I try to use my big kettle charcoal grill at least once a week if possible. That's a good thing. Before this life-changing epiphany, the food I cooked tasted like it had been marinating in lighter fluid. That's a bad thing.
Today we're taking a light - hearted look at how I got to this point and the three step process I walked through on my way to recovery.
Nature or Nurture?
My grandfather had a kettle charcoal grill. During family gatherings he would fire it up (and I do mean fire!) As my Mom and I reminisced about this recently, she confirmed what I remember about his process: Pour charcoals into the grill. Add fluid. Add more. The fluid isn't there to light the coals, the coals are the vehicle to hold the fluid. Light a match, take a step or two back, and throw. Stand clear! Whoosh! Is this a pyromaniacs convention or a family holiday? If the coals don't light evenly (I cannot imagine why not), squirt more in the cold spot.

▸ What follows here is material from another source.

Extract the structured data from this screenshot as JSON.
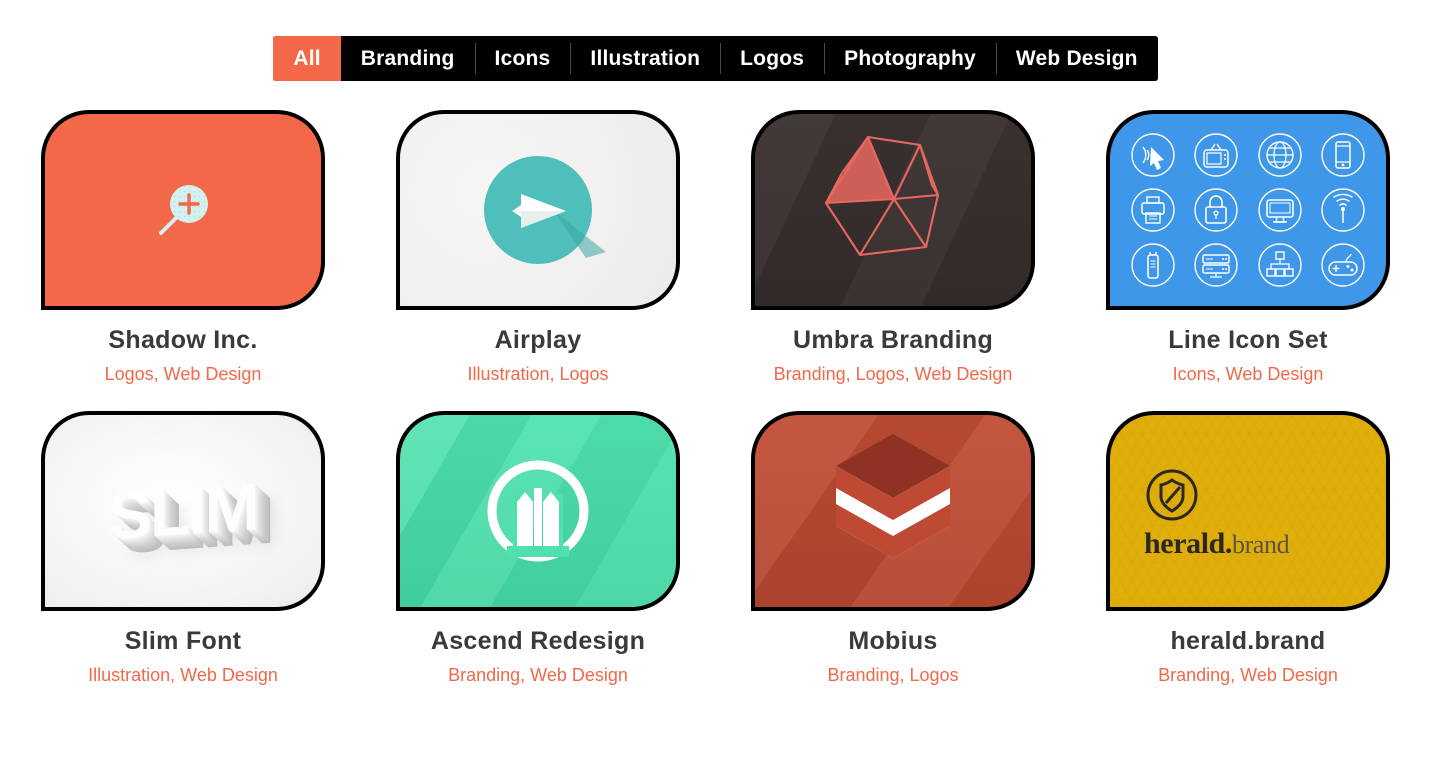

You may ask, "Isn't that dangerous?" Well, yes. The
It takes a while for the flame to go down and leave behind hot coals. Then the food goes on. I remember hot dogs and hamburgers growing up. Maybe for Independence Day, maybe for Labor Day, maybe just because.
Full disclosure: I don't blame any past generation for my charcoal fluid problem. I'm all grown up and I make my own decisions. Which brings me to the three step process...
Step 1 - Admit I Have a Problem
Fire isn't really my thing, so I'd like to think that I'm not endangering the health and property of myself and others. I haven't damaged my house or garage, so I don't have a problem. Then again, does each and every coal need to be saturated with the stuff? Sometimes I would sneak in an extra squirt into my smoldering coals when no one was looking.
Time for intervention. Darling Bride told me she could taste the lighter fluid in our food. It was time for a change. Deep down I knew she was right. What to do about it? This was the only way I knew. A lifetime of good eats hung in the balance.
Step 2 - Modify Behavior
Darling Bride didn't leave me on my own to figure this out. We went to our favorite big box home improvement store and we found what's called a "chimney starter," I read the instructions. I watched a couple of YouTube videos. I think I can do this. It is a metal cylinder container with two compartments. I turn it upside down. I stuff newspaper into the bottom compartment. I turn it right side up, set it inside the grill on top of the grate where the charcoals go. I add coals into the top compartment until it approaches, but not reaches, the top. I light the newspaper on the bottom via one of the ventilation holes and wait about 15 minutes. When I see a red glow inside and feel heat, I lift up the starter by its insulated handle and pour the coals onto the grill.
One of the the first things I notice is that almost all the coals have gray edges. The gray means heat. The heat is more evenly distributed among the coals. I feel a lot of heat, too. With more heat in less time, dinner is on its way!
Admittedly, I'm not a total purist. I light the newspaper with my butane lighter. If I were a purist, I'd rub two sticks together until I get a spark. One step at a time.
How did I ever get by without the chimney? The burgers, chicken, bratwurst, and steaks cook more evenly and consistently. They actually taste like burgers, chicken, bratwurst, and steaks! Amazing! The heat burns longer so we can cook more items. We try to grill once a week for three meals (for example, burgers for Saturday dinner, bratwurst for Sunday lunch, and chicken for Sunday dinner).
Darling Bride and I bought another chimney starter to give to her dad for Father's Day. He, too, is celebrating the lighter fluid free lifestyle!
I wish I could say my wife thinks I'm the best husband ever, my kids never disobey me, they get along together are best friends, and our homeowners' association has given us a lifetime exemption from ever having to pay dues. OK, none of that is true, and if it were, it would have nothing to do with my grilling.
As nice as this is, I'd like to emphasize that this isn't really about the food. Whether the setting is an extended family gathering (not always), a summer holiday (too infrequent), or just because it is Saturday (usually), the opportunities we get to slow down and enjoy the moment are worth doing right. Darling Bride and I often take advantage of the cooking time to just sit and enjoy each other's company. Summer is so short now that any Saturday afternoon with nothing on the schedule somehow feels like a holiday.
This hasn't changed my life, but giving up lighter fluid cold turkey is one positive baby step toward making this side of heaven a little better.
What one positive baby step can you do this week that will make your life just a little better? Hint: does your wife (or husband) have any ideas?